A ministra da Justiça, Joana Rosa, garantiu, hoje, na Cidade da Praia, que a Polícia Judiciária (PJ) está a funcionar na “normalidade” e a contribuir para o esclarecimento de crimes.
A garantia foi dada em declarações aos jornalistas à margem de uma visita à PJ para inteirar-se do funcionamento da instituição e reunir-se com a direcção e com os agentes.
“A PJ não vive período de tensão, trabalha na normalidade, na investigação e na cooperação com as várias instituições (…) não podemos dizer que haja algo de forma diferenciada”, asseverou a ministra, quando instada pelos jornalistas sobre a alegada existência de um clima tenso na instituição.

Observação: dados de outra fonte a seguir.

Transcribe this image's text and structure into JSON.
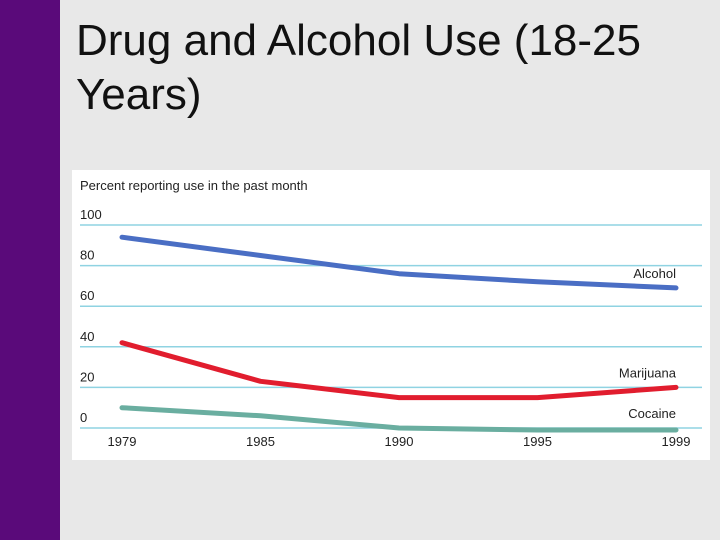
{
  "slide": {
    "title": "Drug and Alcohol Use (18-25 Years)",
    "accent_color": "#5a0a7a"
  },
  "chart_data": {
    "type": "line",
    "title": "Percent reporting use in the past month",
    "xlabel": "",
    "ylabel": "",
    "x": [
      "1979",
      "1985",
      "1990",
      "1995",
      "1999"
    ],
    "y_ticks": [
      "0",
      "20",
      "40",
      "60",
      "80",
      "100"
    ],
    "ylim": [
      0,
      100
    ],
    "grid": true,
    "gridline_color": "#8fd3e2",
    "series": [
      {
        "name": "Alcohol",
        "color": "#4a6ec4",
        "values": [
          94,
          85,
          76,
          72,
          69
        ]
      },
      {
        "name": "Marijuana",
        "color": "#e11d2e",
        "values": [
          42,
          23,
          15,
          15,
          20
        ]
      },
      {
        "name": "Cocaine",
        "color": "#6aaea0",
        "values": [
          10,
          6,
          0,
          -1,
          -1
        ]
      }
    ]
  }
}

Joana Rosa, que esteve quase duas horas reunida com a direcção da polícia científica cabo-verdiana, acrescentou que se trata de uma instituição “séria” e que vem, ao longo dos anos, a mostrar à sociedade cabo-verdiana o que é capaz de fazer no combate à criminalidade.

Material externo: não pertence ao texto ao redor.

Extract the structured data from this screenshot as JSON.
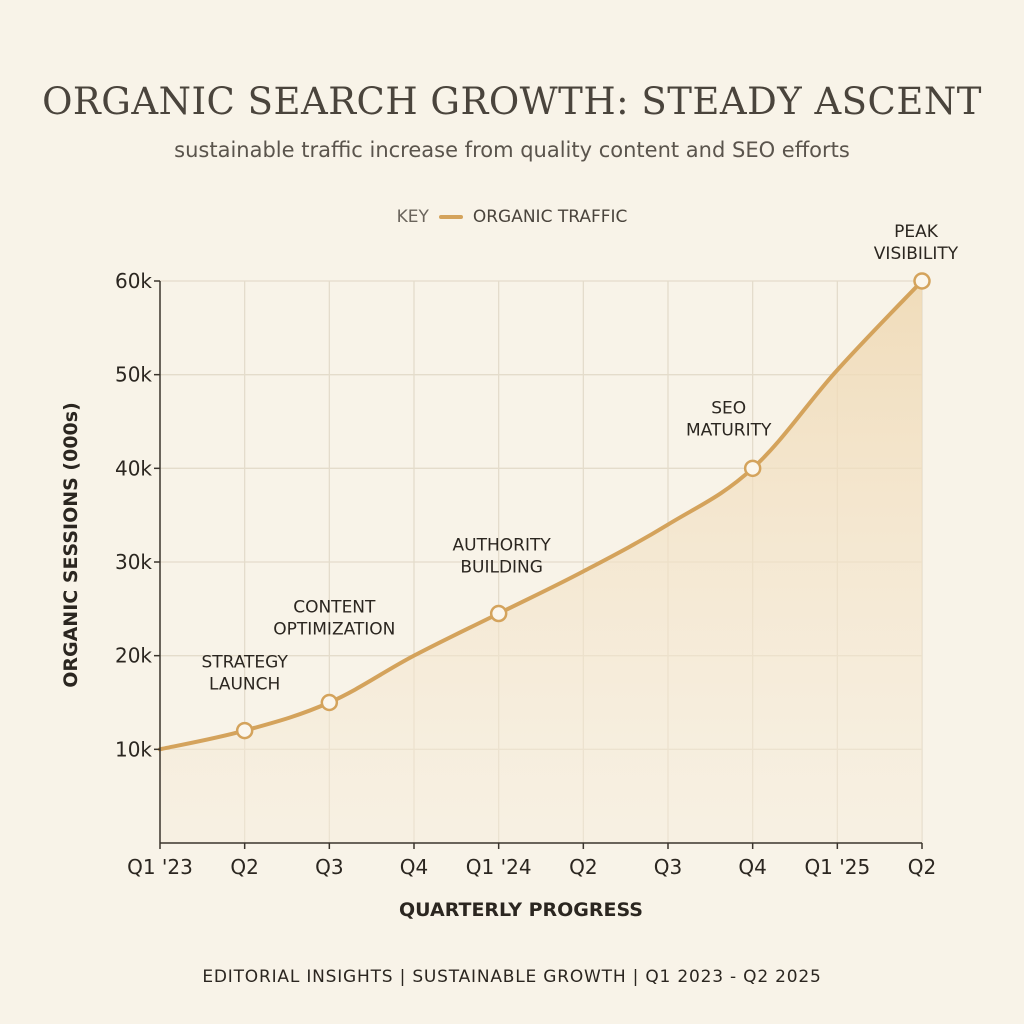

“Podemos contar com o envolvimento e a dedicação da PJ porque sabemos que são pessoas altamente qualificadas, com uma formação muito sólida e que tudo tem feito no combate à criminalidade”, indicou a ministra, reiterando que “Cabo Verde deposita confiança nesta instituição”.
Por outro lado, elencou um conjunto projectos que a instituição está a implementar designadamente a nível da cooperação internacional, “com várias organizações internacionais e congéneres”, de equipamentos, na formação profissional, na instalação de células nos aeroportos, assim com nas parcerias com as instituições da sub-região e a Interpol.
“Há outros que vão surgindo, vamos dar continuidade e trabalhar para o fortalecimento desta instituição e sobretudo para que continue a dar respostas eficazes àquilo que são as exigências da sociedade cabo-verdiana”, acrescentou Joana Rosa, precisando que essa exigência passa por garantir a investigação criminal, trabalhar na prevenção e contribuir para o esclarecimento de crimes.
Neste sentido, a ministra da Justiça questionou se a lei da investigação criminal existente satisfaz, “se há zonas cinzentas ou não”, de modo a dotar a Polícia Judiciária de instrumentos necessários para que possa agir e actuar a tempo, tanto na prevenção e na perseguição do crime.
Questionada sobre o ambiente entre os jornalistas e a Procuradoria Geral da República, a ministra escusou-se a responder, mas garantiu que enquanto governante está aberta a receber contributos e apresentar ao parlamento alternativas que se mostrarem necessárias para alteração da lei sobre o segredo de justiça.
“Em concreto, havendo necessidade de se fazer a alteração da lei, vamos abriu um debate em relação a esta matéria e havendo necessidade o Ministério da Justiça não pode opor-se porque caberá ao parlamento aprovar ou não”, explicou.
O Ministério Público tem constituído arguidos os jornalistas Hermínio Silves e Daniel Almeida, respectivamente do jornal online Santiago Magazine e do jornal A Nação, acusados de crime de desobediência qualificada, no processo de investigação sobre crime de violação de direito de justiça aberto pelo Ministério Público, no caso Zezito Denti D´Oru.